I have a working understanding of principles of distances between datasets at a fairly high level (ie perhaps not all the detailed maths). I want to calculate the Mahalanobis distance between a reference dataset and an observations dataset. To understand what I am getting out of the Distances.jl package I decided to try and recreate this example (originally in Python - but it’s a worked example with a result I can compare mine to).
My first issue is that, given the variables are in the columns and the observations are in the rows (as you might expect), attempting to use colwise
in distances.jl results in an error that there is a dimensions mismatch (presumably because there is a different number of rows between the reference and the dataset and the observations (which is just the first 500 rows in this case).
So, I tried turning the data around with permutedims
and using pairwise
. This works but now givens me an enormous table 500x53940 with 0.0 down the diagonal and nothing that matches the results I see in the above link.
The code I have is as follows (variable names match the linked example):
using DataFrames, CSV, Distances, Statistics
df = DataFrame(CSV.File("A:/diamonds.csv"))
df_x = Array(select(first(df, 500), [:carat, :depth, :price]))
data = Array(select(df, [:carat, :depth, :price]))
Q = cov(data)
colwise(Mahalanobis(Q), df_x, data) # ERROR: DimensionMismatch("Incorrect vector dimensions.")
df_xp = permutedims(df_x)
datap = permutedims(data)
pairwise(Mahalanobis(Q), df_xp, datap) # massive incompressible array
I clearly don’t understand something here and would very much appreciate help to do so. Given the diamonds CSV in the above think, how would I compute the Mahalanobis distance between the first 500 rows and the dataset as a whole (which is what they are doing in the link) and how do I interpret the result? Why can’t I do this column-wise (which seems to be the logical thing to do)?
Many thanks!
2 Likes
What size array did you expect to get? The result does not surprise me if you have 500 entries in one dataset and 54k in the other. The reason that it’s zeros on the diagonal is that you use the same 500 points in both datasets.

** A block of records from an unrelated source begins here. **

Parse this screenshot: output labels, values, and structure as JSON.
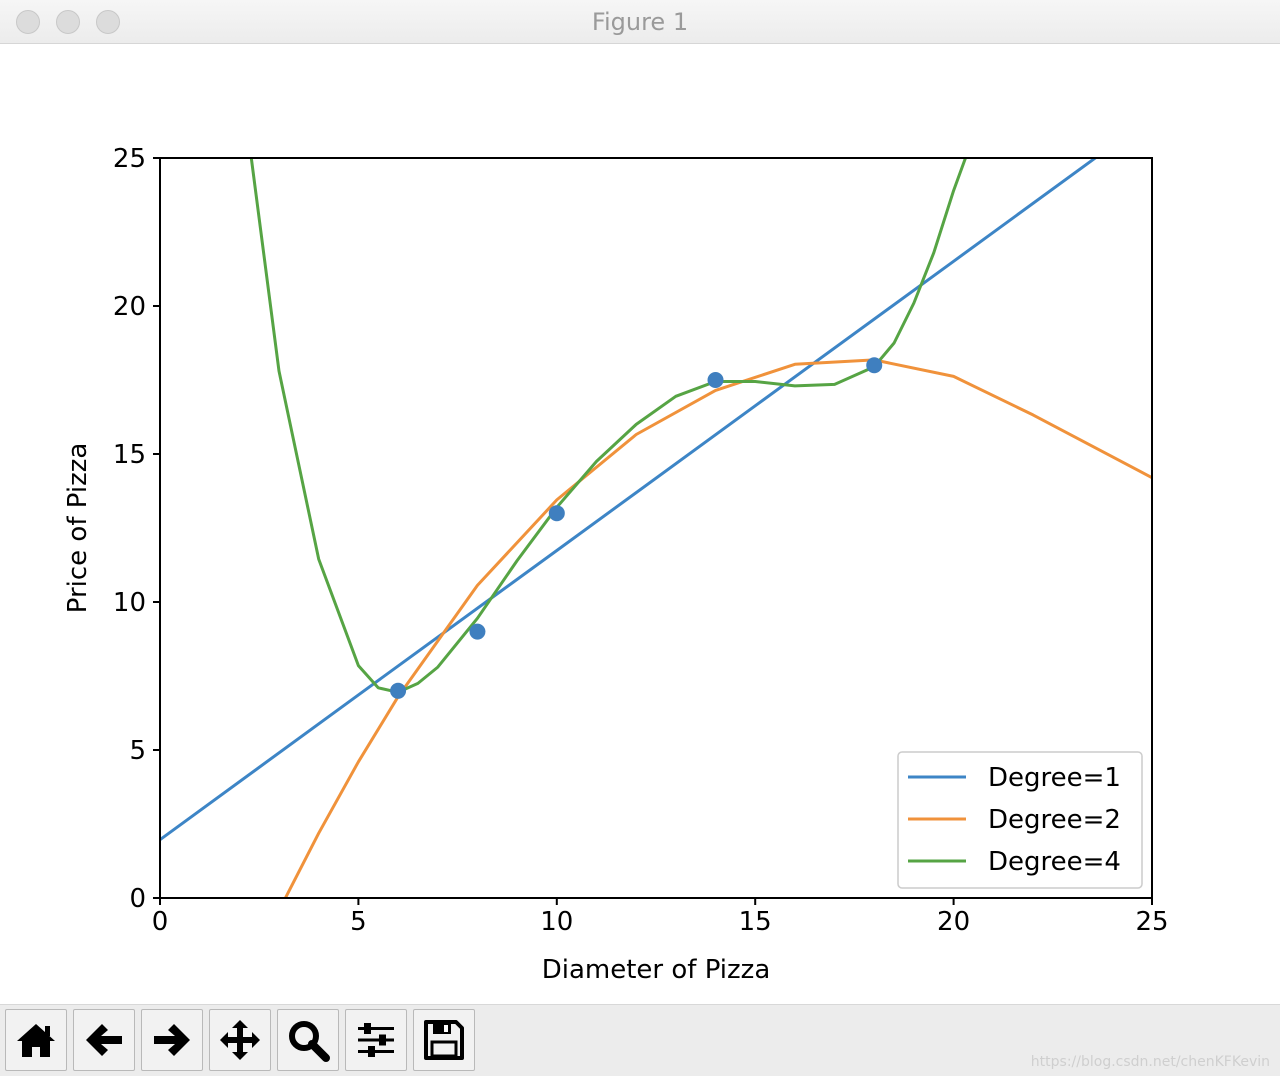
{
  "window": {
    "title": "Figure 1"
  },
  "chart_data": {
    "type": "line",
    "title": "",
    "xlabel": "Diameter of Pizza",
    "ylabel": "Price of Pizza",
    "xlim": [
      0,
      25
    ],
    "ylim": [
      0,
      25
    ],
    "xticks": [
      0,
      5,
      10,
      15,
      20,
      25
    ],
    "yticks": [
      0,
      5,
      10,
      15,
      20,
      25
    ],
    "grid": false,
    "legend_position": "lower right",
    "scatter": {
      "color": "#3f7fbf",
      "x": [
        6,
        8,
        10,
        14,
        18
      ],
      "y": [
        7,
        9,
        13,
        17.5,
        18
      ]
    },
    "series": [
      {
        "name": "Degree=1",
        "color": "#3d85c6",
        "x": [
          0,
          5,
          10,
          15,
          20,
          25
        ],
        "y": [
          1.97,
          6.86,
          11.74,
          16.63,
          21.51,
          26.4
        ]
      },
      {
        "name": "Degree=2",
        "color": "#f0923b",
        "x": [
          3.16,
          4,
          5,
          6,
          8,
          10,
          12,
          14,
          16,
          18,
          20,
          22,
          25
        ],
        "y": [
          0.0,
          2.19,
          4.6,
          6.8,
          10.56,
          13.45,
          15.66,
          17.15,
          18.03,
          18.18,
          17.62,
          16.32,
          14.2
        ]
      },
      {
        "name": "Degree=4",
        "color": "#56a444",
        "x": [
          2.3,
          3,
          4,
          5,
          5.5,
          6,
          6.5,
          7,
          8,
          9,
          10,
          11,
          12,
          13,
          14,
          15,
          16,
          17,
          18,
          18.5,
          19,
          19.5,
          20,
          20.3
        ],
        "y": [
          25.0,
          17.8,
          11.45,
          7.85,
          7.1,
          6.95,
          7.25,
          7.8,
          9.45,
          11.4,
          13.2,
          14.75,
          16.0,
          16.95,
          17.45,
          17.45,
          17.3,
          17.35,
          17.95,
          18.75,
          20.1,
          21.8,
          23.9,
          25.0
        ]
      }
    ]
  },
  "toolbar": {
    "buttons": [
      {
        "name": "home-button",
        "icon": "home-icon"
      },
      {
        "name": "back-button",
        "icon": "arrow-left-icon"
      },
      {
        "name": "forward-button",
        "icon": "arrow-right-icon"
      },
      {
        "name": "pan-button",
        "icon": "move-icon"
      },
      {
        "name": "zoom-button",
        "icon": "magnifier-icon"
      },
      {
        "name": "configure-subplots-button",
        "icon": "sliders-icon"
      },
      {
        "name": "save-button",
        "icon": "floppy-disk-icon"
      }
    ]
  },
  "watermark": "https://blog.csdn.net/chenKFKevin"
}
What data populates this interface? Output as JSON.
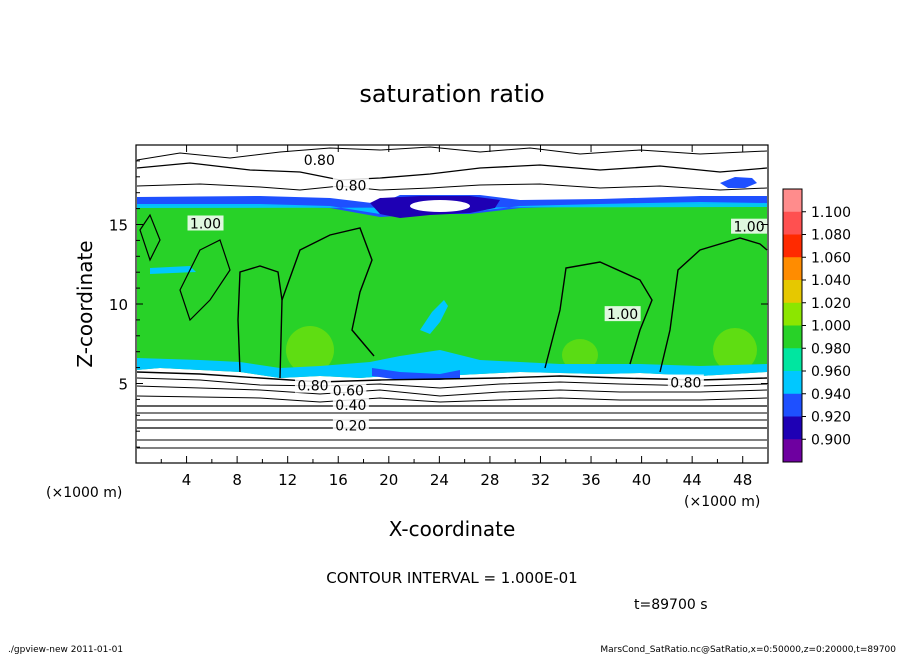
{
  "chart_data": {
    "type": "heatmap",
    "title": "saturation ratio",
    "xlabel": "X-coordinate",
    "ylabel": "Z-coordinate",
    "x_unit_left": "(×1000 m)",
    "x_unit_right": "(×1000 m)",
    "xlim": [
      0,
      50
    ],
    "ylim": [
      0,
      20
    ],
    "x_ticks": [
      "4",
      "8",
      "12",
      "16",
      "20",
      "24",
      "28",
      "32",
      "36",
      "40",
      "44",
      "48"
    ],
    "x_tick_values": [
      4,
      8,
      12,
      16,
      20,
      24,
      28,
      32,
      36,
      40,
      44,
      48
    ],
    "y_ticks": [
      "5",
      "10",
      "15"
    ],
    "y_tick_values": [
      5,
      10,
      15
    ],
    "contour_labels": [
      {
        "text": "0.80",
        "x": 14.5,
        "y": 19.0
      },
      {
        "text": "0.80",
        "x": 17.0,
        "y": 17.4
      },
      {
        "text": "1.00",
        "x": 5.5,
        "y": 15.0
      },
      {
        "text": "1.00",
        "x": 48.5,
        "y": 14.8
      },
      {
        "text": "1.00",
        "x": 38.5,
        "y": 9.3
      },
      {
        "text": "0.80",
        "x": 14.0,
        "y": 4.8
      },
      {
        "text": "0.60",
        "x": 16.8,
        "y": 4.5
      },
      {
        "text": "0.40",
        "x": 17.0,
        "y": 3.6
      },
      {
        "text": "0.20",
        "x": 17.0,
        "y": 2.3
      },
      {
        "text": "0.80",
        "x": 43.5,
        "y": 5.0
      }
    ],
    "colorbar": {
      "levels": [
        "1.100",
        "1.080",
        "1.060",
        "1.040",
        "1.020",
        "1.000",
        "0.980",
        "0.960",
        "0.940",
        "0.920",
        "0.900"
      ],
      "colors": [
        "#ff8c8c",
        "#ff5050",
        "#ff2a00",
        "#ff8c00",
        "#e6c800",
        "#8ce600",
        "#28d228",
        "#00e6a0",
        "#00c8ff",
        "#1e50ff",
        "#1e00b4",
        "#6e00a0"
      ]
    },
    "contour_interval": "CONTOUR INTERVAL = 1.000E-01",
    "time_label": "t=89700 s"
  },
  "footer": {
    "left": "./gpview-new   2011-01-01",
    "right": "MarsCond_SatRatio.nc@SatRatio,x=0:50000,z=0:20000,t=89700"
  }
}
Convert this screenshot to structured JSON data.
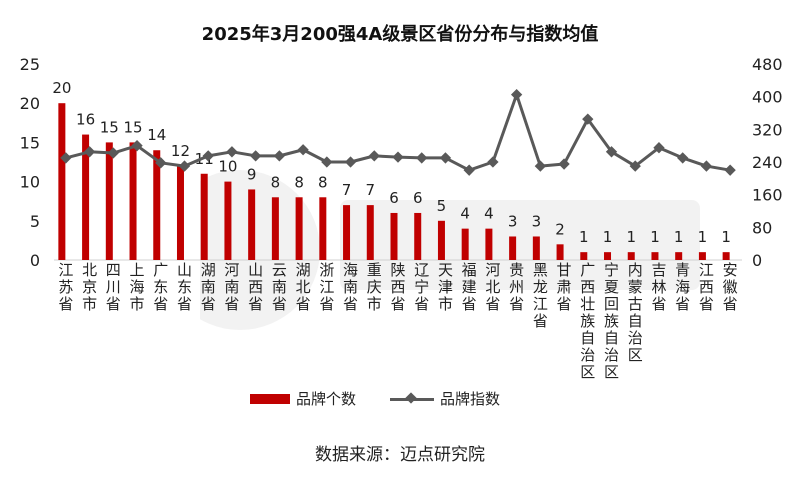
{
  "chart_data": {
    "type": "bar+line",
    "title": "2025年3月200强4A级景区省份分布与指数均值",
    "categories": [
      "江苏省",
      "北京市",
      "四川省",
      "上海市",
      "广东省",
      "山东省",
      "湖南省",
      "河南省",
      "山西省",
      "云南省",
      "湖北省",
      "浙江省",
      "海南省",
      "重庆市",
      "陕西省",
      "辽宁省",
      "天津市",
      "福建省",
      "河北省",
      "贵州省",
      "黑龙江省",
      "甘肃省",
      "广西壮族自治区",
      "宁夏回族自治区",
      "内蒙古自治区",
      "吉林省",
      "青海省",
      "江西省",
      "安徽省"
    ],
    "series": [
      {
        "name": "品牌个数",
        "type": "bar",
        "axis": "left",
        "color": "#c00000",
        "values": [
          20,
          16,
          15,
          15,
          14,
          12,
          11,
          10,
          9,
          8,
          8,
          8,
          7,
          7,
          6,
          6,
          5,
          4,
          4,
          3,
          3,
          2,
          1,
          1,
          1,
          1,
          1,
          1,
          1
        ]
      },
      {
        "name": "品牌指数",
        "type": "line",
        "axis": "right",
        "color": "#595959",
        "values": [
          250,
          265,
          262,
          280,
          238,
          230,
          255,
          265,
          255,
          255,
          270,
          240,
          240,
          255,
          252,
          250,
          250,
          220,
          240,
          405,
          230,
          235,
          345,
          265,
          230,
          275,
          250,
          230,
          220
        ]
      }
    ],
    "ylim_left": [
      0,
      25
    ],
    "yticks_left": [
      0,
      5,
      10,
      15,
      20,
      25
    ],
    "ylim_right": [
      0,
      480
    ],
    "yticks_right": [
      0,
      80,
      160,
      240,
      320,
      400,
      480
    ],
    "legend": [
      "品牌个数",
      "品牌指数"
    ],
    "grid": false,
    "source": "数据来源：迈点研究院"
  }
}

Entry [i, j] in the distance matrix will be the distance between datapoint i in the first set and j in the other.
1 Like
Thanks for the reply. I was expecting a distance between each variable (column) and the envelope of the reference set. That would be 500 x 3 in this case rather than a distance for every single observation and each member of the reference set because that’s the point of the Mahalanobis distance.
I figured that the zeros on the diagonal was for the reason you say and that makes perfect sense but what I was hoping to understand was why the Python example gets a single value (that appears to come for the diagonal) for the distance of each observation to the reference set. I have seen other examples worked in Excel and elsewhere that also return a single value for Mahalanobis distance, so I presumed there was a method to ‘collapse’ all the distances to a single value (root mean square of a row of distances - is that legitimate?).
EDIT: I implemented the python example exactly as it is in the link and I get a 500 x 500 array out, from which they are taking the diagonal.
EDIT 2: It turns out that there is an alternative version of the Mahalanobis formula that which uses distances from each observation to the central mean, which appears to be what the Python version is doing from looking at the code. This explains the dramatically different results but begs the question how we can call both these things “Mahalanobis distance”?
@Jasper_Hall I think you should clear your mind what you are expecting with that it is not mater what you enter. Enter [i,j] matrix in this space.
Thanks for the comments folks. In the end I decided to ditch the black-box of Distances.JL and port the code in the example to Julia. The only gotcha in porting is that we seem to need to do more transformations of the matrices in Python that are required in Julia, especially when deriving the covariant matrix. Otherwise, it is very straight forward and gives me what I expect and I can compare my results to a number of other different implementations too, so I know it is working correctly.